The gun rights group disagreed, writing in their appeal that the district court decision relied on 20th century laws, like a ban on machine guns, to satisfy the historical analogue requirement while the Supreme Court had largely limited comparisons to policies adopted closer to the enactment of the Second Amendment. 

“The 20th-century statutes come far too late in time to offer meaningful insight into the meaning of the Second Amendment,” Arrington wrote. “The truly analogous statutes (i.e., the militia laws) did not ban arms or limit ammunition capacity. They required arms and set a floor on ammunition availability.”

Lawyers with the Office of the Attorney General had yet to respond to the group’s appeal as of this week.

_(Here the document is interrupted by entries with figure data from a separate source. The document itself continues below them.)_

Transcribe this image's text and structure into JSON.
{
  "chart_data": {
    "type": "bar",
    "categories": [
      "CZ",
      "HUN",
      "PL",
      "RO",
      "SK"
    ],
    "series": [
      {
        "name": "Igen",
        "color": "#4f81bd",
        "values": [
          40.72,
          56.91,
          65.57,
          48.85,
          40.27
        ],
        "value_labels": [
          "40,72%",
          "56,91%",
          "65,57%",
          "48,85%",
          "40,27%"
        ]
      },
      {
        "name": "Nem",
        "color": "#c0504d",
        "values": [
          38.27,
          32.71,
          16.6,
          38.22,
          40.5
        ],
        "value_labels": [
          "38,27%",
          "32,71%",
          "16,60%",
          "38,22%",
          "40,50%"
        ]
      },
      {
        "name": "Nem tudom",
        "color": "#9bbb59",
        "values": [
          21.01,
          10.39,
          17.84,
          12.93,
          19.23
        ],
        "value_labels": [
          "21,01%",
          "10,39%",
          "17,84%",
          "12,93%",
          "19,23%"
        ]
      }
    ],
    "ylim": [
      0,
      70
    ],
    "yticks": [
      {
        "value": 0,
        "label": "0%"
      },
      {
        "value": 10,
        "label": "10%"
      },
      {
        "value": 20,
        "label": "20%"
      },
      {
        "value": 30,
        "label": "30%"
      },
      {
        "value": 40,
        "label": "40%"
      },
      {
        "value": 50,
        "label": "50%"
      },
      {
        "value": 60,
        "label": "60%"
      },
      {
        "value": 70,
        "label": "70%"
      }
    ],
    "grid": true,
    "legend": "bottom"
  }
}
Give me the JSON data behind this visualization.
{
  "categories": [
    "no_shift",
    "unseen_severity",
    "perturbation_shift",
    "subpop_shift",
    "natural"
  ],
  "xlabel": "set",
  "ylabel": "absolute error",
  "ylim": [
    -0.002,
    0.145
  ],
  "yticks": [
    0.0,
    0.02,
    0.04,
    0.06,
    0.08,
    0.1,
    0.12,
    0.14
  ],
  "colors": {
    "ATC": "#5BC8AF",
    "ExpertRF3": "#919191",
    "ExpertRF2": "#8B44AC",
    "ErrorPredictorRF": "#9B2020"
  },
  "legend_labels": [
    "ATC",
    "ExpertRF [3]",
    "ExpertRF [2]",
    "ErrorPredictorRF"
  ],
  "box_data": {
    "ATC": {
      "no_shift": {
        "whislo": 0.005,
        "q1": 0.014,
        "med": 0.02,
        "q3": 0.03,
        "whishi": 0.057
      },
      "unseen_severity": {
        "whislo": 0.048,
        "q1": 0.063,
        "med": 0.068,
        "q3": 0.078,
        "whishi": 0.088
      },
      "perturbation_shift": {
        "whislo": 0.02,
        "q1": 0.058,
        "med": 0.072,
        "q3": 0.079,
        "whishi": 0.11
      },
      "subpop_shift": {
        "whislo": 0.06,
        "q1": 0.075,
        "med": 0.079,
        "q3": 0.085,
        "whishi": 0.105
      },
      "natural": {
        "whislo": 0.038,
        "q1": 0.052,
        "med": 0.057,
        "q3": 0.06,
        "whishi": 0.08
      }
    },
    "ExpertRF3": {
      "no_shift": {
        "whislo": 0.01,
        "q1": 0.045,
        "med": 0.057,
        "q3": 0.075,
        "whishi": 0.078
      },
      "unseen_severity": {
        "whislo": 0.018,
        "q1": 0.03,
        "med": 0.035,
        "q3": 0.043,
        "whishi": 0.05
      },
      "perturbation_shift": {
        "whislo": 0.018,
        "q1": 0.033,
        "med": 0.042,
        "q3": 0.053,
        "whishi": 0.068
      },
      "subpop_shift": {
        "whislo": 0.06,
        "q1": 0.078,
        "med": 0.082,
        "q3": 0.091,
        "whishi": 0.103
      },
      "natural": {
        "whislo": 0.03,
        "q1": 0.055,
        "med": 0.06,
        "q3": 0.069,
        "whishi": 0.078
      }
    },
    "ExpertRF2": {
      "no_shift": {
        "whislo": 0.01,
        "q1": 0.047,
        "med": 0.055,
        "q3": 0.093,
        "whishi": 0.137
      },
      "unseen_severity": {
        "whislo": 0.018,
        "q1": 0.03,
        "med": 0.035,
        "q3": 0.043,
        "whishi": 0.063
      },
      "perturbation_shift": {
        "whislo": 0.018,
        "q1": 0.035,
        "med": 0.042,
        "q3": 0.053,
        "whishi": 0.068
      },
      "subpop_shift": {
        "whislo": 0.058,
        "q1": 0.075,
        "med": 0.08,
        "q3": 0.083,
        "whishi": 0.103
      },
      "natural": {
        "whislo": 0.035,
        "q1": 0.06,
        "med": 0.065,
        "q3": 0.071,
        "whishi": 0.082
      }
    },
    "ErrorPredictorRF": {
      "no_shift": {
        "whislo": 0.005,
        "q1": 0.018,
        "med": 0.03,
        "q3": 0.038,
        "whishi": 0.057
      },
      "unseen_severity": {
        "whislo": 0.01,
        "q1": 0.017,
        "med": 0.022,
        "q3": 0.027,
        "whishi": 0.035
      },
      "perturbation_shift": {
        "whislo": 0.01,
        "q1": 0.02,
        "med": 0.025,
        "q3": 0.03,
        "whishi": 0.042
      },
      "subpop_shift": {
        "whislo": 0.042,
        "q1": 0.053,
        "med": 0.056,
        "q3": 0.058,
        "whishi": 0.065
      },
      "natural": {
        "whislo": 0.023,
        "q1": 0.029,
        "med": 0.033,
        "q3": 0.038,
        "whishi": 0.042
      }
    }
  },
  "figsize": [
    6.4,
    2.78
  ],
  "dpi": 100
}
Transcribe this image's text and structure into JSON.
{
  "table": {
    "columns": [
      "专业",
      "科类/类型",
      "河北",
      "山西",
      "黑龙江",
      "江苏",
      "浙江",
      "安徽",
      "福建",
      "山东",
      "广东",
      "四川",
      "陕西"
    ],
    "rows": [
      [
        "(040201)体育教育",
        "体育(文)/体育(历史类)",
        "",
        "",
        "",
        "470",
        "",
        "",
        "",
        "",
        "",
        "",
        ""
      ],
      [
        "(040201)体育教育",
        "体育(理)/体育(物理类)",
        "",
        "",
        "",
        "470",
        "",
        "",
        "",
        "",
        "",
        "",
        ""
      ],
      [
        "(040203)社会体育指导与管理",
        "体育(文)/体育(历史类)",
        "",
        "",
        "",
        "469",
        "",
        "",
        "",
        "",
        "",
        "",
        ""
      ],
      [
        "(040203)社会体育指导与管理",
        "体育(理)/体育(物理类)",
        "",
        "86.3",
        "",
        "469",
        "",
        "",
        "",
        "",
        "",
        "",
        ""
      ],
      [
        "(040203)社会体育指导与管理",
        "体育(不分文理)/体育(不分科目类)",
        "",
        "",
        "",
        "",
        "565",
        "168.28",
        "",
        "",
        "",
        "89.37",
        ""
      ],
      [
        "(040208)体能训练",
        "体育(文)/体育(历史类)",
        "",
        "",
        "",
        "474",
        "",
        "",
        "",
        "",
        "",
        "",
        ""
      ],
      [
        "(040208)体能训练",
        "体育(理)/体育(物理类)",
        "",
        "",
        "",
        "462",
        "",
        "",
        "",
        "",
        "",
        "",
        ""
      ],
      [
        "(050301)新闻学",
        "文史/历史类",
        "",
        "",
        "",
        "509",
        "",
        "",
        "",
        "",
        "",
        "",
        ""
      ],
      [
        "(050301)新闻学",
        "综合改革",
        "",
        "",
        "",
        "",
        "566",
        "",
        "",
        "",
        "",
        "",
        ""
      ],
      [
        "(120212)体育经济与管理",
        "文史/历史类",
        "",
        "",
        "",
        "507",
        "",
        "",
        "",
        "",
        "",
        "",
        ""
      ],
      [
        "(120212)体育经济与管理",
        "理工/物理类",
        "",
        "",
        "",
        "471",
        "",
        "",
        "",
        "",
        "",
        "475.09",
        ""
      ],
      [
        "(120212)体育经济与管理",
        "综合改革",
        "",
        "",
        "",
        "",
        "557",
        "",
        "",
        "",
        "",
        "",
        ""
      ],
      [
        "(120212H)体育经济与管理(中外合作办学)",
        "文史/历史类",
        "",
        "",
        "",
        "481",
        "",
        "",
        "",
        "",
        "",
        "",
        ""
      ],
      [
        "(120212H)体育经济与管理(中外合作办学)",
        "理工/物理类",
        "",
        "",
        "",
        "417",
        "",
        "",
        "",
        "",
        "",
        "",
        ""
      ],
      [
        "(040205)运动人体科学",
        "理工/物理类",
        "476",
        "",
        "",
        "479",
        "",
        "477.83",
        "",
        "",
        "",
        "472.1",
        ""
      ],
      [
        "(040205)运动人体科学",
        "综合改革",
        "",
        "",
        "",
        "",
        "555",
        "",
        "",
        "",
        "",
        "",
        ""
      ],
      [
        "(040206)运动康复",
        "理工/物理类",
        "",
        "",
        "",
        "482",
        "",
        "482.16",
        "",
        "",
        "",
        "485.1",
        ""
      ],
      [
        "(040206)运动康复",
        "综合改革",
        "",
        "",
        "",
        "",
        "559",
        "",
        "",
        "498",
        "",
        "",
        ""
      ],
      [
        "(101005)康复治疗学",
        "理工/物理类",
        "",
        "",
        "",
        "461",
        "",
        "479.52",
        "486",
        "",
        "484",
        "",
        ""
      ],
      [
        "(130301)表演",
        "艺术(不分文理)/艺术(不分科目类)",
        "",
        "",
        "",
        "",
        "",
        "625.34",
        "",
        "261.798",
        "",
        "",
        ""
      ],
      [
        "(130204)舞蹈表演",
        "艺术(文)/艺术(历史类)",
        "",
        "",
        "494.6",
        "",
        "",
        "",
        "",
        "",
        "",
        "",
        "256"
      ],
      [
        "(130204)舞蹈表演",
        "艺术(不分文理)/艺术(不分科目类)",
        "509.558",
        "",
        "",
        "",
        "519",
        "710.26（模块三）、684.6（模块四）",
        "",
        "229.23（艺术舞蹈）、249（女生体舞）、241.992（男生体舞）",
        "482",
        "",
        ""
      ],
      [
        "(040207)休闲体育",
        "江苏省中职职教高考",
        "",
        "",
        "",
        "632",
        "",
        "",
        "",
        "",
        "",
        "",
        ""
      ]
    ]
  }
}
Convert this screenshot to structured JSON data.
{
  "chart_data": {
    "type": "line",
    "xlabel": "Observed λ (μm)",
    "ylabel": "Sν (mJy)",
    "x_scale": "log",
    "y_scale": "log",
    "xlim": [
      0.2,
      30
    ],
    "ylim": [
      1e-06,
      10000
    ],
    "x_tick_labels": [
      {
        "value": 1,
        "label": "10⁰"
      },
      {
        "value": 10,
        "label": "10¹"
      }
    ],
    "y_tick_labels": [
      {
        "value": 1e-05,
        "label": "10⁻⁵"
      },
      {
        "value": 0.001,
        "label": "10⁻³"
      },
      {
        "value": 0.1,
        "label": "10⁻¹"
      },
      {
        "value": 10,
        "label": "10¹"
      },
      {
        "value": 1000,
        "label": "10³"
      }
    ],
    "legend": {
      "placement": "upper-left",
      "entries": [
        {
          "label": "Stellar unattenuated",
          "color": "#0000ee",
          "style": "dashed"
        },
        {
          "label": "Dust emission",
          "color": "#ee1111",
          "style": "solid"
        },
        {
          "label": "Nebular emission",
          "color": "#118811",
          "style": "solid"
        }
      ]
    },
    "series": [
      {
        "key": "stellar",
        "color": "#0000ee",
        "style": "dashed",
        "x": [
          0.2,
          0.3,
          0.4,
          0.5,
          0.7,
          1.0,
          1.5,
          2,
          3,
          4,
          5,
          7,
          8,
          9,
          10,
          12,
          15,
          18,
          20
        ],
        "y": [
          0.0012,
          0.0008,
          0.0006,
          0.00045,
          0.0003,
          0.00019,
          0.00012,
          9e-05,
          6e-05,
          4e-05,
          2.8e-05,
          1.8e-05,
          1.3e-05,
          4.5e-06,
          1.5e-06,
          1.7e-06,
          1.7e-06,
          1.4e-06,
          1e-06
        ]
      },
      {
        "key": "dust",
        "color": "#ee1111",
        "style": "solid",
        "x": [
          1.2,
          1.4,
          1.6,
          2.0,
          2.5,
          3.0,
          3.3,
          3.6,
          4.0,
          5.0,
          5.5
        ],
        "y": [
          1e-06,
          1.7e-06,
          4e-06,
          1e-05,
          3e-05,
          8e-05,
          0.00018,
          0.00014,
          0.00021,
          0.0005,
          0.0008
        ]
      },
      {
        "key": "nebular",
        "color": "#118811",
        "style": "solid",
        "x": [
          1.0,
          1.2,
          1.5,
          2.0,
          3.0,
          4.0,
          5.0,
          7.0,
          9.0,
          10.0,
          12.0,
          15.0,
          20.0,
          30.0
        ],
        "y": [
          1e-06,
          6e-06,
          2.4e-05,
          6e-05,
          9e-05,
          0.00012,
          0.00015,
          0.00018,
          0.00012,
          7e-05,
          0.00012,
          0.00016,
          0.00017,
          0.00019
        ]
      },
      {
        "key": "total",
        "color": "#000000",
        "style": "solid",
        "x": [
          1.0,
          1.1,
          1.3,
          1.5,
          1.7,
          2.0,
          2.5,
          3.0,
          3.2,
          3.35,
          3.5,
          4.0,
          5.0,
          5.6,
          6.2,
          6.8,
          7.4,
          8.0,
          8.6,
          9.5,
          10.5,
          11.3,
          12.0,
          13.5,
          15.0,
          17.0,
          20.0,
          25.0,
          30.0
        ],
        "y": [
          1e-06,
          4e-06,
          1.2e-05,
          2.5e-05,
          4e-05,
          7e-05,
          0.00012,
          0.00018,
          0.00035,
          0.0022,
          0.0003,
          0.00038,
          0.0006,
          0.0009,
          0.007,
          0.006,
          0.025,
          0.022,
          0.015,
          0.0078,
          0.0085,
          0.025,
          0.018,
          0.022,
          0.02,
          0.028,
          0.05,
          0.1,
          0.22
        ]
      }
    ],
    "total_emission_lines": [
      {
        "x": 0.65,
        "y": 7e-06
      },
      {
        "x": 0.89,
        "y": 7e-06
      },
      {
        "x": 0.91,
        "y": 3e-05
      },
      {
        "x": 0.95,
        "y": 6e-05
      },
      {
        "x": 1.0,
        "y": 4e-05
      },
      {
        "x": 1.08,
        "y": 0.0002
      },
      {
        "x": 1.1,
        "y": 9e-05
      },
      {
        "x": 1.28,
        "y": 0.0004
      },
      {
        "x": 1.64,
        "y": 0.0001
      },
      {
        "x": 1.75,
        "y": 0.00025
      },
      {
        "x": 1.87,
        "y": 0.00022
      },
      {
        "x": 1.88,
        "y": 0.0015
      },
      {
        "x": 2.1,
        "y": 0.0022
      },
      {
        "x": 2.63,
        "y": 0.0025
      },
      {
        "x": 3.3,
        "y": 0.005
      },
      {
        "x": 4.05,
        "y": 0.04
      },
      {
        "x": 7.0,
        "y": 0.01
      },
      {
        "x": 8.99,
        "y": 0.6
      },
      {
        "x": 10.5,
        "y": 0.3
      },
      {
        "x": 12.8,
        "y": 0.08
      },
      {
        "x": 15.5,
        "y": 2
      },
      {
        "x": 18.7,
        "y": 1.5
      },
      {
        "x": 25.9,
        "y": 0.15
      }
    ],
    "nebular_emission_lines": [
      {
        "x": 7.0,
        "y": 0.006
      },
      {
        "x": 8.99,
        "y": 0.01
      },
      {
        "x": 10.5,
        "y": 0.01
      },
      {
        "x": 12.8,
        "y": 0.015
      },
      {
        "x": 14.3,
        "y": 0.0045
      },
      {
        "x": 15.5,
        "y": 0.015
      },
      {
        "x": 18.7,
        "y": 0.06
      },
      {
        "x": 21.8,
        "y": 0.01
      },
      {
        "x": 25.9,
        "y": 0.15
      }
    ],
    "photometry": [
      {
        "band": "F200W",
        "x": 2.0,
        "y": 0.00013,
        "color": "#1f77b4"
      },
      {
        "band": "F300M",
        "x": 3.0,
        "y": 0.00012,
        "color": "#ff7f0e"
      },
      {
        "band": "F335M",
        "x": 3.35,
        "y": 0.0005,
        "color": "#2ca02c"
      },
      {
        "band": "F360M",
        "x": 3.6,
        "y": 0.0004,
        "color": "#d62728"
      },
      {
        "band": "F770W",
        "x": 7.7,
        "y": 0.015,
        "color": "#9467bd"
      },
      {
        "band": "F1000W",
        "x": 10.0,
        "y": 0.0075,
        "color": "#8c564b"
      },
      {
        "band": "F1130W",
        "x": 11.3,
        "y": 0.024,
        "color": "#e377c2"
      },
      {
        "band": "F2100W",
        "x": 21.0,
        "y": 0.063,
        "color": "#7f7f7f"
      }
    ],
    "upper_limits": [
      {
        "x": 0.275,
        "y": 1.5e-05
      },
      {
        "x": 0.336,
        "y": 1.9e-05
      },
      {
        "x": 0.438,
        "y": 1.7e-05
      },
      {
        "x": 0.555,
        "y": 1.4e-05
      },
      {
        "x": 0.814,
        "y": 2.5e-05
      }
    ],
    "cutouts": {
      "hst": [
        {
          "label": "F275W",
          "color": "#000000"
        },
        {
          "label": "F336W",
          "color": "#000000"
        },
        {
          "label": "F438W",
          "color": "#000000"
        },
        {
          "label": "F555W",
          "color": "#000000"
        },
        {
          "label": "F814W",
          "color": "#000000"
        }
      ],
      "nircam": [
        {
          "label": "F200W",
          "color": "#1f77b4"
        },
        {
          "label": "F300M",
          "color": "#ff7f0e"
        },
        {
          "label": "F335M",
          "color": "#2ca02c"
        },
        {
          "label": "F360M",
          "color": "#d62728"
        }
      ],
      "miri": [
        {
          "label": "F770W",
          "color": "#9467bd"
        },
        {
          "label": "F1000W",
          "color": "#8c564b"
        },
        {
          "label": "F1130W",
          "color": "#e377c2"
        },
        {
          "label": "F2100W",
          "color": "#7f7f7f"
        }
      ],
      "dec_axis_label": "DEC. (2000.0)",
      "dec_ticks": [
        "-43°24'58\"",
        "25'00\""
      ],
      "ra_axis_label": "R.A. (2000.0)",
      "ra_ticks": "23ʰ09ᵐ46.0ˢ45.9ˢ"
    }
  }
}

On Monday, the Manhattan-based court gave the state until Feb. 21, 2024 to file a response brief.

In August, Attorney General William Tong hailed the lower court decision as affirmation that Connecticut’s bans on assault weapons and large capacity magazines remained “on strong legal footing after the U.S. Supreme Court decision in Bruen.”

However, the National Association for Gun Rights lawsuit is not the only post-Bruen challenge faced by the state’s gun safety policy. A separate appeal of a lawsuit filed by the Connecticut Citizens Defense League is also pending before the 2nd Circuit Court. 

Last week, the court issued an order dismissing the second appeal unless the plaintiffs file an appearance by next Wednesday, Dec. 6.